In 2001, Janet Yellen's husband, George Akerlof, was honored with the Nobel Memorial Prize in Economic Sciences.
On April 12, 2004, Janet Yellen was announced as the successor to Robert T. Parry for the role of President and Chief Executive Officer of the Federal Reserve Bank of San Francisco. This made her the first woman to ever hold this position.
Janet Yellen assumed the role of president and chief executive officer of the Federal Reserve Bank of San Francisco in 2004.
In 2004, Janet Yellen was appointed as the President and Chief Executive Officer of the Federal Reserve Bank of San Francisco, marking a significant step in her career.
In 2004, Janet Yellen assumed the role of President at the Federal Reserve Bank of San Francisco, a position she held until 2010.
In 2005, Lawrence Summers, while serving as Harvard University's president, made controversial statements regarding women's abilities in mathematics and science. These remarks resurfaced during his bid to become the next Fed chair.
In 2006, Janet Yellen began her first term as a voting member of the Federal Open Market Committee, a significant responsibility that comes with the role of a Federal Reserve District president.
Janet Yellen was awarded the title of Professor Emeritus at UC Berkeley in 2006.
The Federal Reserve's last interest rate hike before Janet Yellen's term took place in 2006.
During the 2007-2008 financial crisis, Janet Yellen cautioned against removing economic stimulus prematurely.
Janet Yellen has consistently held the belief that the government has a responsibility to address poverty and inequality, as evident during the 2008 financial crisis.
On June 5, 2009, Janet Yellen suggested that the Federal Reserve should consider raising interest rates sooner than later. She believed this action could help prevent another housing bubble by curbing the demand for housing and high-risk mortgages.
In July 2009, Janet Yellen's name was circulating as a possible replacement for then-Federal Reserve Chairman Ben Bernanke.
By March 2010, Janet Yellen had become the frontrunner for the position of vice chair of the Federal Reserve Board.
President Barack Obama officially nominated Janet Yellen to succeed Donald Kohn as vice chair of the Federal Reserve on April 28, 2010.
In July 2010, the Senate Banking Committee voted to confirm Janet Yellen as vice chair of the Federal Reserve.
Janet Yellen was confirmed by the Senate on September 29, 2010, to serve as both a member of the board of governors and vice chairman of the Federal Reserve System.
Chosen by President Barack Obama, Janet Yellen took on the position of vice chair of the Federal Reserve in 2010.
From 2010 to 2014, Janet Yellen served as the Vice Chair of the Federal Reserve.
In 2010, Janet Yellen's time as a Research Associate at the National Bureau of Economic Research came to an end.
In July 2013, nearly a third of the Senate Democrats signed a letter endorsing Janet Yellen to be the next chair of the Federal Reserve.

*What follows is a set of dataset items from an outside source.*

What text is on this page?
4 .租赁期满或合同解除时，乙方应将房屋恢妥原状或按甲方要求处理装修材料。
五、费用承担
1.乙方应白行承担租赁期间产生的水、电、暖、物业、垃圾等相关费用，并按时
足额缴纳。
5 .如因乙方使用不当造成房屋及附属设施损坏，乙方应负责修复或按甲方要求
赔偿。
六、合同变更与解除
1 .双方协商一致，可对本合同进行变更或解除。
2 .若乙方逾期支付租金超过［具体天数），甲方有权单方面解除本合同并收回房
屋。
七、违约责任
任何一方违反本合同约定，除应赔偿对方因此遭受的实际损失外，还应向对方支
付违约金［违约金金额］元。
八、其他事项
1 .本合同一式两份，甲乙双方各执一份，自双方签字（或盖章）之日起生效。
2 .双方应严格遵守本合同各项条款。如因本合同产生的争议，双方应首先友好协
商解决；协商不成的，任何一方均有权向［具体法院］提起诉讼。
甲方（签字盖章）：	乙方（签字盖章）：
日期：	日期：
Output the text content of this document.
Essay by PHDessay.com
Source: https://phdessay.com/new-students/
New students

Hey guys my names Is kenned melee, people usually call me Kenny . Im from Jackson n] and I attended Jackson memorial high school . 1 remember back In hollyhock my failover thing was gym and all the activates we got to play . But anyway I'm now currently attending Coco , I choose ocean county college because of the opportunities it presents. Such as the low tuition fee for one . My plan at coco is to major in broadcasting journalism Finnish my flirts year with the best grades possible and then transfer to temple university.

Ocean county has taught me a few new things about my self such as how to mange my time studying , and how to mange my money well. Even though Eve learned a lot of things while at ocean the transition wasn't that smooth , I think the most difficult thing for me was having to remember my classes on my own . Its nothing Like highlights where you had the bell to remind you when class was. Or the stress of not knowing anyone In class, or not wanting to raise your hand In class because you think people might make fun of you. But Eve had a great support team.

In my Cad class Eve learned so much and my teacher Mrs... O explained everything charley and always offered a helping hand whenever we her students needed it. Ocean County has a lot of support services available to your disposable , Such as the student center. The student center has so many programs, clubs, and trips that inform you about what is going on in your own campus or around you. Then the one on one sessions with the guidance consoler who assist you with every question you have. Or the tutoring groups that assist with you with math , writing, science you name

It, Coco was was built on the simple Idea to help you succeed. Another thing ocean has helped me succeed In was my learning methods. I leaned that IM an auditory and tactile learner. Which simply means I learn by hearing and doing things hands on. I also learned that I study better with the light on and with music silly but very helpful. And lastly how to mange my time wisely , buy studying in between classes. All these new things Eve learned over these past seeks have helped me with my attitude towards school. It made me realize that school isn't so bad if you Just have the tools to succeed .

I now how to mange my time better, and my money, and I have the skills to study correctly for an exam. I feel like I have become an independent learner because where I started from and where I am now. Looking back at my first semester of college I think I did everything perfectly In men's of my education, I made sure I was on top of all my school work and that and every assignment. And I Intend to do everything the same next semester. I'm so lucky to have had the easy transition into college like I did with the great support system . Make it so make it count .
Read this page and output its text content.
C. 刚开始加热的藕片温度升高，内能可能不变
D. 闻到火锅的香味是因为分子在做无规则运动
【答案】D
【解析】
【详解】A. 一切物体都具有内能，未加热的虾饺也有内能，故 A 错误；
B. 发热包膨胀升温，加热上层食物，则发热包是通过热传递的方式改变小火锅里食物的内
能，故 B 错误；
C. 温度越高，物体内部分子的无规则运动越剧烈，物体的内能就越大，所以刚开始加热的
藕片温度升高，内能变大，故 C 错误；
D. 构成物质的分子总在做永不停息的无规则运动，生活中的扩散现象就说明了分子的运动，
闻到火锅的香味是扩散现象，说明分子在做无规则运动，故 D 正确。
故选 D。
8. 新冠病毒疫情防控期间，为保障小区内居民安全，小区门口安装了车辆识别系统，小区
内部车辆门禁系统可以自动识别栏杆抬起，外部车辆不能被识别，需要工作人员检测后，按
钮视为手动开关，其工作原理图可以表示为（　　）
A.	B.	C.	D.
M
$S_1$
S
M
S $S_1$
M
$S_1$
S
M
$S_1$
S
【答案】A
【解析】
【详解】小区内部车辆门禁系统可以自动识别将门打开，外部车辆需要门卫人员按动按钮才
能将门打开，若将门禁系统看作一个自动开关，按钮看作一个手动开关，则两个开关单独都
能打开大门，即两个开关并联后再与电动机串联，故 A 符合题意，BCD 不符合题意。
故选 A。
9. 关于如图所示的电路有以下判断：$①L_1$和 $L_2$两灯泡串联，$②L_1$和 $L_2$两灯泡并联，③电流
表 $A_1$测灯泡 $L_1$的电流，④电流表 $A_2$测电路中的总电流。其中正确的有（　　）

President Obama officially nominated Janet Yellen to replace Ben Bernanke as chair of the Federal Reserve on October 9, 2013, marking the first time a vice chair was nominated for this position.
The U.S. Senate voted to end debate on Janet Yellen's nomination for Federal Reserve Chair on December 20, 2013.
Janet Yellen was confirmed as the first female chair of the Federal Reserve on January 6, 2014.
Janet Yellen was sworn in as Chair of the Federal Reserve on February 3, 2014.
In her first semi-annual congressional testimony on U.S. monetary policy in July 2014, Janet Yellen stated that while asset prices had risen, they were generally within historical norms.
In 2014, Janet Yellen assumed the role of the 15th chair of the Federal Reserve, marking a significant milestone as the first woman to lead the institution.
Janet Yellen made history in 2014 by becoming the first woman to serve as the Chair of the Federal Reserve, a position she held until 2018.
On December 16, 2015, under Janet Yellen's leadership, the Federal Reserve implemented its first key interest rate increase since 2006.
Following the 2016 presidential election, Janet Yellen publicly defended the Dodd-Frank Act, expressing her disagreement with then-President-elect Donald Trump's intention to review and potentially weaken the legislation.
On June 27, 2017, Janet Yellen expressed confidence in the strength of banks due to Federal Reserve oversight, stating that she did not anticipate another financial crisis "in our lifetime."
During the Jackson Hole Economic Symposium on August 25, 2017, Janet Yellen voiced her support for the Dodd-Frank Act and cautioned against significant weakening of financial regulations.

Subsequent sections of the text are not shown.